The database is perhaps one of the most important driving factors in specificity (accuracy) and sensitivity (in faster modes reads might not match) of your analysis, besides the settings during the mapping. However, there should be a balance between speed, sensitivity and specificity.

Given that ancient environmental DNA often involves short (100-50 Bp) to ultra-short (50-30Bp) DNA molecules, it is recommended to use end-to-end alignments, which are the default setting in the bowtie2 options. Why we have preferred bowtie2 over bwa, is explained by the fact that bowtie2 offers crucial options that for example allow us to parse multiple alignments to different references by one read which bwa does not. This is important as conserved regions across different species can recruit identical reads and hence by default settings in both mappers will get a low mapping quality. Now this would often be filtered in normal ancient DNA pipelines, however, these conserved regions can still have taxonomical value.

The database is perhaps one of the most important driving factors in specificity (accuracy) and sensitivity (in faster modes reads might not match) of your analysis, besides the settings during the mapping. there is a balance between speed, sensitivity and specificity.
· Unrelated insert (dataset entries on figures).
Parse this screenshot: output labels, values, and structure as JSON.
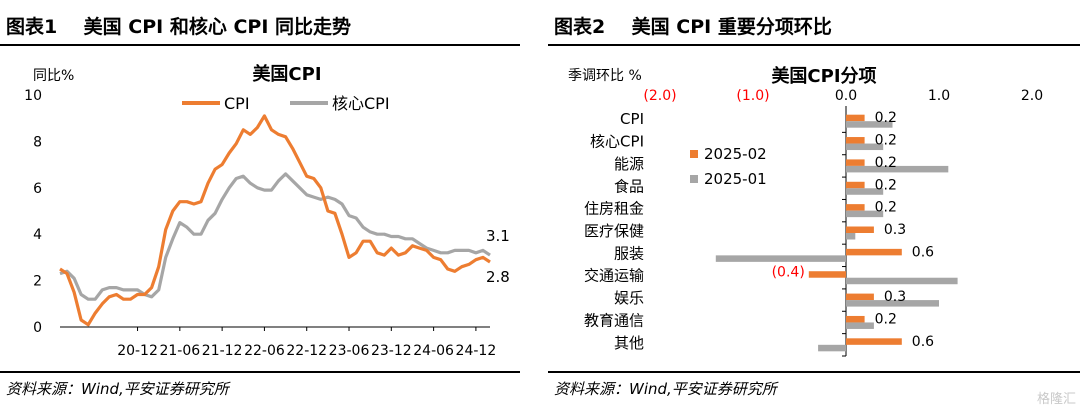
{
  "left": {
    "header": "图表1    美国 CPI 和核心 CPI 同比走势",
    "source": "资料来源：Wind,平安证券研究所"
  },
  "right": {
    "header": "图表2    美国 CPI 重要分项环比",
    "source": "资料来源：Wind,平安证券研究所"
  },
  "watermark": "格隆汇",
  "colors": {
    "cpi": "#ED7D31",
    "core": "#A6A6A6",
    "negative": "#FF0000"
  },
  "chart_data": [
    {
      "type": "line",
      "title": "美国CPI",
      "ylabel": "同比%",
      "xlabel": "",
      "ylim": [
        0,
        10
      ],
      "yticks": [
        "0",
        "2",
        "4",
        "6",
        "8",
        "10"
      ],
      "xtick_labels": [
        "20-12",
        "21-06",
        "21-12",
        "22-06",
        "22-12",
        "23-06",
        "23-12",
        "24-06",
        "24-12"
      ],
      "grid": false,
      "legend": "top-center",
      "x": [
        "2020-01",
        "2020-02",
        "2020-03",
        "2020-04",
        "2020-05",
        "2020-06",
        "2020-07",
        "2020-08",
        "2020-09",
        "2020-10",
        "2020-11",
        "2020-12",
        "2021-01",
        "2021-02",
        "2021-03",
        "2021-04",
        "2021-05",
        "2021-06",
        "2021-07",
        "2021-08",
        "2021-09",
        "2021-10",
        "2021-11",
        "2021-12",
        "2022-01",
        "2022-02",
        "2022-03",
        "2022-04",
        "2022-05",
        "2022-06",
        "2022-07",
        "2022-08",
        "2022-09",
        "2022-10",
        "2022-11",
        "2022-12",
        "2023-01",
        "2023-02",
        "2023-03",
        "2023-04",
        "2023-05",
        "2023-06",
        "2023-07",
        "2023-08",
        "2023-09",
        "2023-10",
        "2023-11",
        "2023-12",
        "2024-01",
        "2024-02",
        "2024-03",
        "2024-04",
        "2024-05",
        "2024-06",
        "2024-07",
        "2024-08",
        "2024-09",
        "2024-10",
        "2024-11",
        "2024-12",
        "2025-01",
        "2025-02"
      ],
      "series": [
        {
          "name": "CPI",
          "values": [
            2.5,
            2.3,
            1.5,
            0.3,
            0.1,
            0.6,
            1.0,
            1.3,
            1.4,
            1.2,
            1.2,
            1.4,
            1.4,
            1.7,
            2.6,
            4.2,
            5.0,
            5.4,
            5.4,
            5.3,
            5.4,
            6.2,
            6.8,
            7.0,
            7.5,
            7.9,
            8.5,
            8.3,
            8.6,
            9.1,
            8.5,
            8.3,
            8.2,
            7.7,
            7.1,
            6.5,
            6.4,
            6.0,
            5.0,
            4.9,
            4.0,
            3.0,
            3.2,
            3.7,
            3.7,
            3.2,
            3.1,
            3.4,
            3.1,
            3.2,
            3.5,
            3.4,
            3.3,
            3.0,
            2.9,
            2.5,
            2.4,
            2.6,
            2.7,
            2.9,
            3.0,
            2.8
          ]
        },
        {
          "name": "核心CPI",
          "values": [
            2.3,
            2.4,
            2.1,
            1.4,
            1.2,
            1.2,
            1.6,
            1.7,
            1.7,
            1.6,
            1.6,
            1.6,
            1.4,
            1.3,
            1.6,
            3.0,
            3.8,
            4.5,
            4.3,
            4.0,
            4.0,
            4.6,
            4.9,
            5.5,
            6.0,
            6.4,
            6.5,
            6.2,
            6.0,
            5.9,
            5.9,
            6.3,
            6.6,
            6.3,
            6.0,
            5.7,
            5.6,
            5.5,
            5.6,
            5.5,
            5.3,
            4.8,
            4.7,
            4.3,
            4.1,
            4.0,
            4.0,
            3.9,
            3.9,
            3.8,
            3.8,
            3.6,
            3.4,
            3.3,
            3.2,
            3.2,
            3.3,
            3.3,
            3.3,
            3.2,
            3.3,
            3.1
          ]
        }
      ],
      "end_labels": [
        "3.1",
        "2.8"
      ]
    },
    {
      "type": "bar",
      "orientation": "horizontal",
      "title": "美国CPI分项",
      "ylabel": "季调环比 %",
      "xlim": [
        -2.0,
        2.0
      ],
      "xtick_labels": [
        "(2.0)",
        "(1.0)",
        "0.0",
        "1.0",
        "2.0"
      ],
      "xticks": [
        -2.0,
        -1.0,
        0.0,
        1.0,
        2.0
      ],
      "legend": "left-inside",
      "categories": [
        "CPI",
        "核心CPI",
        "能源",
        "食品",
        "住房租金",
        "医疗保健",
        "服装",
        "交通运输",
        "娱乐",
        "教育通信",
        "其他"
      ],
      "series": [
        {
          "name": "2025-02",
          "values": [
            0.2,
            0.2,
            0.2,
            0.2,
            0.2,
            0.3,
            0.6,
            -0.4,
            0.3,
            0.2,
            0.6
          ]
        },
        {
          "name": "2025-01",
          "values": [
            0.5,
            0.4,
            1.1,
            0.4,
            0.4,
            0.1,
            -1.4,
            1.2,
            1.0,
            0.3,
            -0.3
          ]
        }
      ],
      "data_labels": [
        "0.2",
        "0.2",
        "0.2",
        "0.2",
        "0.2",
        "0.3",
        "0.6",
        "(0.4)",
        "0.3",
        "0.2",
        "0.6"
      ]
    }
  ]
}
First, activate the environment that has bowtie2 and samtools

conda activate env1

Now explore the bowtie2 manual pages, you can quickly see the shortcuts for all options, default settings and

bowtie2 --help

By default, bowtie2 reports the alignments in uncompressed sam format to the stdout (printed in the terminal window).

bowtie2 --threads 5 -k 100 -x ~/course/data/day1/db/aegenomics.db3 -U PRI-TJPGK-CATN-26-28.vs.fq.gz --no-unal

One can therefore pipe the output into samtools view specifying that it should be converted/saved as a compressed .sam file e.g. .bam. In the example below we are running the end-to-end alignment with --sensitive (-D 15 -R 2 -N 0 -L 22 -i S,1,1.15 (default))
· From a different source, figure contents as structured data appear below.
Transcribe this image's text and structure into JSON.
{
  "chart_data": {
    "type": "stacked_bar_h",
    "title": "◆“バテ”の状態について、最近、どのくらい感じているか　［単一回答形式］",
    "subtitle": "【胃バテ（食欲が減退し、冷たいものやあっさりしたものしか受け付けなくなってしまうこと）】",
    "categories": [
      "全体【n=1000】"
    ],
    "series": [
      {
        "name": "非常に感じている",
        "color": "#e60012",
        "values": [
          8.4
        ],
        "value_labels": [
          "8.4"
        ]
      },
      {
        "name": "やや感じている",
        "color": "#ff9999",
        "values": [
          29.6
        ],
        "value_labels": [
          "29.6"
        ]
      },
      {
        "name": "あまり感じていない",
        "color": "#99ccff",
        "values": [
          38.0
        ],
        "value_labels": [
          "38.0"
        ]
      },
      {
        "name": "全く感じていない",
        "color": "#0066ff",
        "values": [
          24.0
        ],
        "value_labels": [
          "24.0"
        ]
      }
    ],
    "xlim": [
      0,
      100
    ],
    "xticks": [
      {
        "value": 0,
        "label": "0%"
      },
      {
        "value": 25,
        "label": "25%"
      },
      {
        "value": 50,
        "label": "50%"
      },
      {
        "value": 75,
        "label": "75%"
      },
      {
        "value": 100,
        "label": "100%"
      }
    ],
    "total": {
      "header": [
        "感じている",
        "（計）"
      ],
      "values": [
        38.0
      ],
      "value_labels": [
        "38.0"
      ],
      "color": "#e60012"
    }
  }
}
bowtie2 --threads 5 -k 100 -x ~/course/data/day1/db/aegenomics.db3 -U PRI-TJPGK-CATN-26-28.vs.fq.gz --no-unal | samtools view -bS - > PRI-TJPGK-CATN-26-28.bam

It should now print something like this to stdout

3906012 reads; of these: 3906012 (100.00%) were unpaired; of these: 11682 (0.30%) aligned 0 times 1138334 (29.14%) aligned exactly 1 time 2755996 (70.56%) aligned >1 times 99.70% overall alignment rate

If so, then you are ready to find your group members and continue with the group assignment. Please also, but please start with reflecting what these statistics mean and about the overall alignment rate. Hint, would it be natural to have almost 100% of the reads aligned from a metagenome?

Group assignment

In the GitHub classroom, there is an assignment that finalises this day-1 course.

Group assignment "mapping your data"

Now with the knowledge you have obtained in today's exercises please pair up in your groups and begin by

  1. draw an outline of a workflow for each step in which you plan to process the 6 samples from Prof. Brown. 1a. make a symbolic link to the remaining files using the command below
ln -s ~/course/data/shared/fastq/*fq.gz ~/course/wdir/mapping/
  1. for each step discuss with your group members which parameters to set and write down the arguments for selecting these.
  2. next make first a loop that removes duplicated sequences in your files
  3. then make a loop that one by one will loop over each dereplicated file and map each read to the provided database using --threads 5.
  4. write all commands in your GitHub repo by accepting the classroom assignment, with comments explaining what each step does. And push the changes to finalise the assignment.
  5. if time permits you could also add the read length extraction and even a plot perhaps?